Green wanted the matchup with the Cavaliers after Golden State fell short last year despite his brilliant Game 7, and now here it comes. On top of his versatility and defense that is so important to Golden State, he’s shooting 47 percent from 3-point range in the postseason, tops on a team that has some of the best perimeter shooters in the world. Love broke out in a big way in the Eastern Conference finals after opening the playoffs with two quiet rounds, averaging 22.6 points and 12.4 rebounds against Boston. Edge: Warriors.
SMALL FORWARD: Kevin Durant vs. LeBron James.
Durant has been terrific in his first postseason with the Warriors, averaging 25.2 points on 55.6 percent shooting. James has been even better, putting up 32.5 points on nearly 57 percent shooting, and adding 8.0 rebounds and 7.0 assists per game. James won his first NBA title five years ago at Durant’s expense, and now Durant tries to get his first playing against James. Edge: Cavaliers.
SHOOTING GUARD: Klay Thompson vs. J.R. Smith.
Thompson’s shot has been off in the postseason, hitting just about 38 percent from the field, but his defense is probably more important than his offense now anyway as the usual primary defender against Kyrie Irving. Smith has had a quiet postseason, playing more than 30 minutes and taking more than eight shots just once in the Eastern Conference finals.
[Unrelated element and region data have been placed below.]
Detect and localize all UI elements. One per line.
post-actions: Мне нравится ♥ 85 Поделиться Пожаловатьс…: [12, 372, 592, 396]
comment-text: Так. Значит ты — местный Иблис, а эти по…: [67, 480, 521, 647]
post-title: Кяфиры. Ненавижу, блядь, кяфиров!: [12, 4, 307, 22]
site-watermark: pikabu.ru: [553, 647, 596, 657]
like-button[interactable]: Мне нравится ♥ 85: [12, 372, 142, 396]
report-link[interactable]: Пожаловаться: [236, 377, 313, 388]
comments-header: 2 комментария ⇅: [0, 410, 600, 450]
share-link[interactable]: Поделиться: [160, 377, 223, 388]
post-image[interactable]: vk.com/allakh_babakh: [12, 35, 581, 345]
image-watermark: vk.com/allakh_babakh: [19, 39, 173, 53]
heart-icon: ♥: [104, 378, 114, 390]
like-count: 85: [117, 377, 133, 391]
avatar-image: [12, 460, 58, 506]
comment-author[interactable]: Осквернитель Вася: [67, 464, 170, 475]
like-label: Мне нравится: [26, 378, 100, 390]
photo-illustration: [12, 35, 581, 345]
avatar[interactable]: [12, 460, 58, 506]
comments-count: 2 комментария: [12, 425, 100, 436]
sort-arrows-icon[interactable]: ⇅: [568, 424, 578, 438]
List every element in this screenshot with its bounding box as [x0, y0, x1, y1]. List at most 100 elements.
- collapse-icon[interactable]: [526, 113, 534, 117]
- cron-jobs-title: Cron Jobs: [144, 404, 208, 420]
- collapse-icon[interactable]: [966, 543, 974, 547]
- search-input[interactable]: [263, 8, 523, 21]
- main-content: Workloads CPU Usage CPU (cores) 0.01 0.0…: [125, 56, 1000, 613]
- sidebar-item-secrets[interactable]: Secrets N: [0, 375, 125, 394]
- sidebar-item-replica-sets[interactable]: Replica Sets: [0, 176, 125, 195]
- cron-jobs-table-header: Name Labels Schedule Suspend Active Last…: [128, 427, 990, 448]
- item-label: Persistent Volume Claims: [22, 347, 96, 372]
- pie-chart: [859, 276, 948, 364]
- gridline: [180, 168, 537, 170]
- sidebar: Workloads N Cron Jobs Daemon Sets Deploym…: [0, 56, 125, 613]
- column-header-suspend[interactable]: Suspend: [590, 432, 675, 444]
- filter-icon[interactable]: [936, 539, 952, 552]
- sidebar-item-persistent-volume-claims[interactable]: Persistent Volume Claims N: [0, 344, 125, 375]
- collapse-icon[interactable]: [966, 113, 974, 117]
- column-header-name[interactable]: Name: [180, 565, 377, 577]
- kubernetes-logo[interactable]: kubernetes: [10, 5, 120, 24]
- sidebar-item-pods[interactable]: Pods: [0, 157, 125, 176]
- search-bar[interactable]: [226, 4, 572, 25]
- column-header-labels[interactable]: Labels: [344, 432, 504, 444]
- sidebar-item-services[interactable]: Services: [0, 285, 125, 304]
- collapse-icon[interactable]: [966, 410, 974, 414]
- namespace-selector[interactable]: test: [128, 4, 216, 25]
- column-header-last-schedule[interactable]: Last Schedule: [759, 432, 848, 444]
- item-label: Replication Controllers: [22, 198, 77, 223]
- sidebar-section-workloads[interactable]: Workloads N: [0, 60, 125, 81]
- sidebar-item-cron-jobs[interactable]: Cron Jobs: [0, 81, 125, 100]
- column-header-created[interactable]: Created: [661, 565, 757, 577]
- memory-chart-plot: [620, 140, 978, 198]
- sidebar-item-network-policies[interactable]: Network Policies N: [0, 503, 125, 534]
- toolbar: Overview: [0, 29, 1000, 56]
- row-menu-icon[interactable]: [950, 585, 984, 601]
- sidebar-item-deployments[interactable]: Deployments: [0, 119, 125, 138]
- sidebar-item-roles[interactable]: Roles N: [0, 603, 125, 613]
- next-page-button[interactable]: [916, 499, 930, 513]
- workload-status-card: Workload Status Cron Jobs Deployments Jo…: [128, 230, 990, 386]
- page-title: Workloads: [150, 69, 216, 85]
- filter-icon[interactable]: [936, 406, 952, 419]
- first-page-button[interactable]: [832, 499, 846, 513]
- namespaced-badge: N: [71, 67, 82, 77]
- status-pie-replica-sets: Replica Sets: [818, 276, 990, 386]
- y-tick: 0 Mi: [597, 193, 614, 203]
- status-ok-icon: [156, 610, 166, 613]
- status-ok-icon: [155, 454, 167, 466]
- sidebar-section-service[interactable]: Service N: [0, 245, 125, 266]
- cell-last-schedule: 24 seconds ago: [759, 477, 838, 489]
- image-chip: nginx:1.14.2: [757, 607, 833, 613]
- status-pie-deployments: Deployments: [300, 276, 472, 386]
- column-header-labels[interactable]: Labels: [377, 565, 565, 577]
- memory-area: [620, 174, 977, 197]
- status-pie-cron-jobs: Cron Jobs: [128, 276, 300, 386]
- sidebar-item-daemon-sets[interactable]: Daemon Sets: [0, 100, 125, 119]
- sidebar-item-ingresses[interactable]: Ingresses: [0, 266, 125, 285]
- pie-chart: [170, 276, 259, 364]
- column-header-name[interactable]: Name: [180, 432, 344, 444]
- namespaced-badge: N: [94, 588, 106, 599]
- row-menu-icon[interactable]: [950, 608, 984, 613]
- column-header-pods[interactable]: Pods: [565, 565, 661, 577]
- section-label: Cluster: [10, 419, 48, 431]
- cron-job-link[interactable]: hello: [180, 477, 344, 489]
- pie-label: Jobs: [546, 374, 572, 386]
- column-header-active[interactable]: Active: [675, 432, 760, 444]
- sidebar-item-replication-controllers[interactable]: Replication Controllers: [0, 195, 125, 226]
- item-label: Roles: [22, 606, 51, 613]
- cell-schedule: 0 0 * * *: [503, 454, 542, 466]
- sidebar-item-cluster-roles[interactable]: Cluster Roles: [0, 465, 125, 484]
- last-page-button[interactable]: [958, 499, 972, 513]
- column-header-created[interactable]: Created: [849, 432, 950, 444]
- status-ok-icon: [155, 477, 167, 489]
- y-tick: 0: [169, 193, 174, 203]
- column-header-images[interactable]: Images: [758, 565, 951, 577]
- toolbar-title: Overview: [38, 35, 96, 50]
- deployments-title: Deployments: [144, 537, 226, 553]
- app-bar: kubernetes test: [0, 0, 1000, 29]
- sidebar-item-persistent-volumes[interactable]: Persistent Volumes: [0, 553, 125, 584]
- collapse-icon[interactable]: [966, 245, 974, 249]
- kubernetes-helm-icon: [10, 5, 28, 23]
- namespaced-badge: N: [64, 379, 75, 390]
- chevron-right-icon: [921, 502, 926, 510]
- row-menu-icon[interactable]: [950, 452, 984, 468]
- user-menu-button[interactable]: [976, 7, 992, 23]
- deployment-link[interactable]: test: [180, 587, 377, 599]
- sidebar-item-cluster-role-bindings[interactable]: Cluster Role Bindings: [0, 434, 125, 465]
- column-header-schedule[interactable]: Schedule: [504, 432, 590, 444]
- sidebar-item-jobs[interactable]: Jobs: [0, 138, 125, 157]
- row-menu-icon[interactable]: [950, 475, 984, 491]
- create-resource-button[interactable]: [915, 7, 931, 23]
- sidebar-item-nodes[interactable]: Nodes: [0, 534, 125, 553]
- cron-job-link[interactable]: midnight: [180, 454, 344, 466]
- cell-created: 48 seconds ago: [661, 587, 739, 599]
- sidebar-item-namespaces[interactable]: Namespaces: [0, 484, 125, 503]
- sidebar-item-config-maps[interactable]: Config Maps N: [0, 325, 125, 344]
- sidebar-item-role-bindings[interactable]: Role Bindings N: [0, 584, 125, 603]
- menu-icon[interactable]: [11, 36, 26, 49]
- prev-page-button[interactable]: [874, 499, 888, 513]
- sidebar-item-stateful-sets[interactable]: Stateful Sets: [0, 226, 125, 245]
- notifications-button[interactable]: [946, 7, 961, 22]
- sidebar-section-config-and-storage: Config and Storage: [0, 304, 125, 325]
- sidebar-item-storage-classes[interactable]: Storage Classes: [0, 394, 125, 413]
Edge: Warriors.
POINT GUARD: Stephen Curry vs. Kyrie Irving.
With his big performance in Game 5 that helped start Cleveland’s comeback, his 3-pointer in Game 7 and then his go-ahead basket in their Christmas Day matchup, Irving has repeatedly hurt the Warriors. Now he comes into this series off a sizzling conference finals series, shooting 62 percent against Boston. Curry is averaging 28.6 points in the playoffs and looking like a different player now than heading into last year’s NBA Finals after a knee injury earlier in the postseason. Edge: Warriors.
RESERVES: Andre Iguodala, Shawn Livingston, JaVale McGee, Ian Clark, David West, and Patrick McCaw vs. Channing Frye, Iman Shumpert, Kyle Korver, Deron Williams and Richard Jefferson.
Iguodala has shot the ball poorly in the postseason but the 2015 NBA Finals MVP will be on the floor plenty anyway because of his other contributions. Meanwhile, McGee (74 percent), Livingston (61), West (57) and Clark (52) have shot it great. Frye and Korver had their minutes slashed in the last round but the Cavaliers figure to need their 3-point shooting now against the tougher Golden State defense. Advantage: Warriors.
COACHES: Steve Kerr or Mike Brown vs. Tyronn Lue.
Kerr is still trying to determine if his back is healthy enough to return to the bench. If not, Brown, who replaced him midway through the first round, faces the team he led to the 2007 NBA Finals. Lue tries to build on the terrific start to his coaching career by becoming just the second NBA coach to win titles in his first two seasons. Edge: Even.